Worst isn’t over for young people looking for jobs
Jun 1 2009 by Iain Laing, The Journal
SUGGESTIONS that the recession is slowing down or bottoming-out should be welcomed, it is important to seek to present a degree of clarity and honesty about current economic dynamics, without talking the region down or painting a falsely optimistic picture.
If the news is ‘less bad’, however, it doesn’t mean the worst is over in terms of job losses; there is a significant lag between the economy picking up and increasing employment levels.
Young people’s unemployment rates and the increase in this rate since the recession started have been significantly higher than other workers. The unemployment rate for 18-24 year olds is now over 16% and has risen twice as fast as the rate for 24-49 year olds and three times the rate of workers over 50.
Unemployment among young people has been slowly rising as the economy has restructured. The long-term decline in manufacturing has had a particular impact; in the mid-1990s, 19% of 18-24 year olds were employed in this sector, last year this was down to just 9%. Today, young workers tend to be concentrated in relatively low-paid, low-skilled and less secure jobs in the service industries.
Young workers are often the first to go in difficult economic times and find it much harder than older workers to regain employment if they do lose their jobs. Of particular concern is long-term unemployment for young workers. 120,000 unemployed young workers, almost one fifth, have been out of work for over 12 months, this is likely to increase to 200,000 by the end of the year. In many ways out-of-work young people suffer the same impact as older workers; loss of self-esteem and the increased likelihood of poor physical and mental health, but it can affect young workers skills, earnings and progression more.

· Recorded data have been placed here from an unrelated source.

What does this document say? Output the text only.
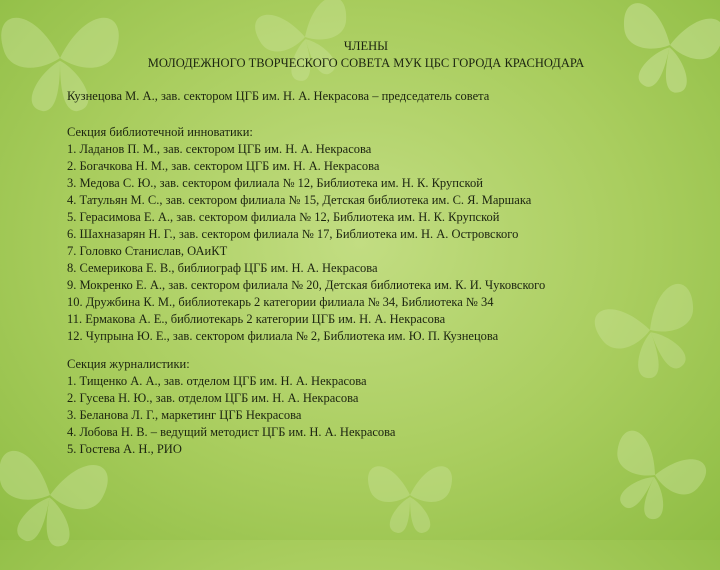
ЧЛЕНЫ
МОЛОДЕЖНОГО ТВОРЧЕСКОГО СОВЕТА МУК ЦБС ГОРОДА КРАСНОДАРА
Кузнецова М. А., зав. сектором ЦГБ им. Н. А. Некрасова – председатель совета
Секция библиотечной инноватики:
1. Ладанов П. М., зав. сектором ЦГБ им. Н. А. Некрасова
2. Богачкова Н. М., зав. сектором ЦГБ им. Н. А. Некрасова
3. Медова С. Ю., зав. сектором филиала № 12, Библиотека им. Н. К. Крупской
4. Татульян М. С., зав. сектором филиала № 15, Детская библиотека им. С. Я. Маршака
5. Герасимова Е. А., зав. сектором филиала № 12, Библиотека им. Н. К. Крупской
6. Шахназарян Н. Г., зав. сектором филиала № 17, Библиотека им. Н. А. Островского
7. Головко Станислав, ОАиКТ
8. Семерикова Е. В., библиограф ЦГБ им. Н. А. Некрасова
9. Мокренко Е. А., зав. сектором филиала № 20, Детская библиотека им. К. И. Чуковского
10. Дружбина К. М., библиотекарь 2 категории филиала № 34, Библиотека № 34
11. Ермакова А. Е., библиотекарь 2 категории ЦГБ им. Н. А. Некрасова
12. Чупрына Ю. Е., зав. сектором филиала № 2, Библиотека им. Ю. П. Кузнецова
Секция журналистики:
1. Тищенко А. А., зав. отделом ЦГБ им. Н. А. Некрасова
2. Гусева Н. Ю., зав. отделом ЦГБ им. Н. А. Некрасова
3. Беланова Л. Г., маркетинг ЦГБ Некрасова
4. Лобова Н. В. – ведущий методист ЦГБ им. Н. А. Некрасова
5. Гостева А. Н., РИО
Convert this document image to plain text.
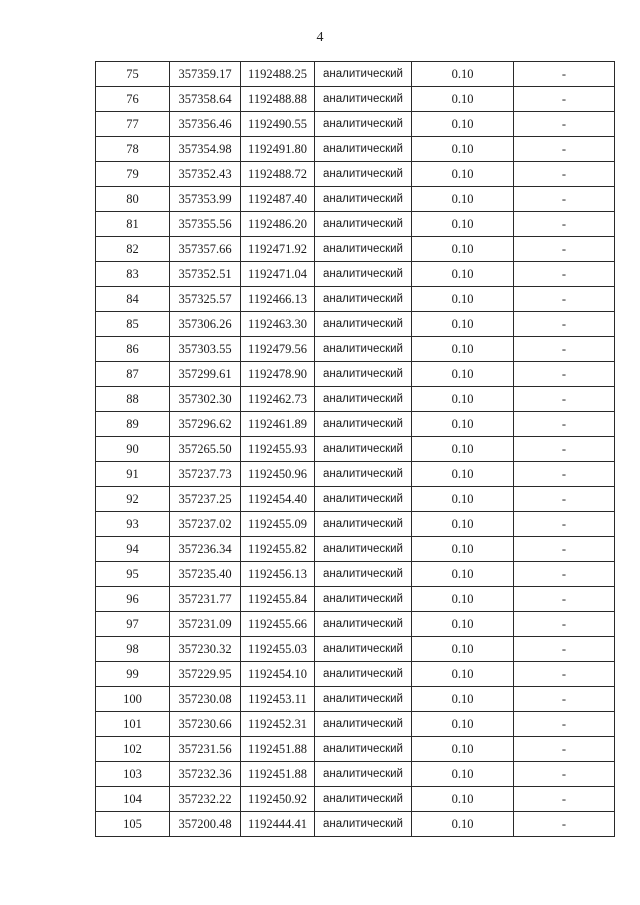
4
75	357359.17	1192488.25	аналитический	0.10	-
76	357358.64	1192488.88	аналитический	0.10	-
77	357356.46	1192490.55	аналитический	0.10	-
78	357354.98	1192491.80	аналитический	0.10	-
79	357352.43	1192488.72	аналитический	0.10	-
80	357353.99	1192487.40	аналитический	0.10	-
81	357355.56	1192486.20	аналитический	0.10	-
82	357357.66	1192471.92	аналитический	0.10	-
83	357352.51	1192471.04	аналитический	0.10	-
84	357325.57	1192466.13	аналитический	0.10	-
85	357306.26	1192463.30	аналитический	0.10	-
86	357303.55	1192479.56	аналитический	0.10	-
87	357299.61	1192478.90	аналитический	0.10	-
88	357302.30	1192462.73	аналитический	0.10	-
89	357296.62	1192461.89	аналитический	0.10	-
90	357265.50	1192455.93	аналитический	0.10	-
91	357237.73	1192450.96	аналитический	0.10	-
92	357237.25	1192454.40	аналитический	0.10	-
93	357237.02	1192455.09	аналитический	0.10	-
94	357236.34	1192455.82	аналитический	0.10	-
95	357235.40	1192456.13	аналитический	0.10	-
96	357231.77	1192455.84	аналитический	0.10	-
97	357231.09	1192455.66	аналитический	0.10	-
98	357230.32	1192455.03	аналитический	0.10	-
99	357229.95	1192454.10	аналитический	0.10	-
100	357230.08	1192453.11	аналитический	0.10	-
101	357230.66	1192452.31	аналитический	0.10	-
102	357231.56	1192451.88	аналитический	0.10	-
103	357232.36	1192451.88	аналитический	0.10	-
104	357232.22	1192450.92	аналитический	0.10	-
105	357200.48	1192444.41	аналитический	0.10	-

The Government has committed to responding to this challenge, including the ‘young person’s guarantee’ (of a job of training for all under-25s who have been unemployed for a year) from January 2010 and a significant pledge to increase apprenticeships plus the emerging ‘Future Jobs Fund’ – part of an attempt to, in the words of the Chancellor, “…preventing a new generation … becoming a lost generation.” Public procurement for large contracts, such as Building Schools for the Future, should also demand apprenticeships for young workers including specific gender targets, if we are going to avoid the worst impacts of the recession on young people.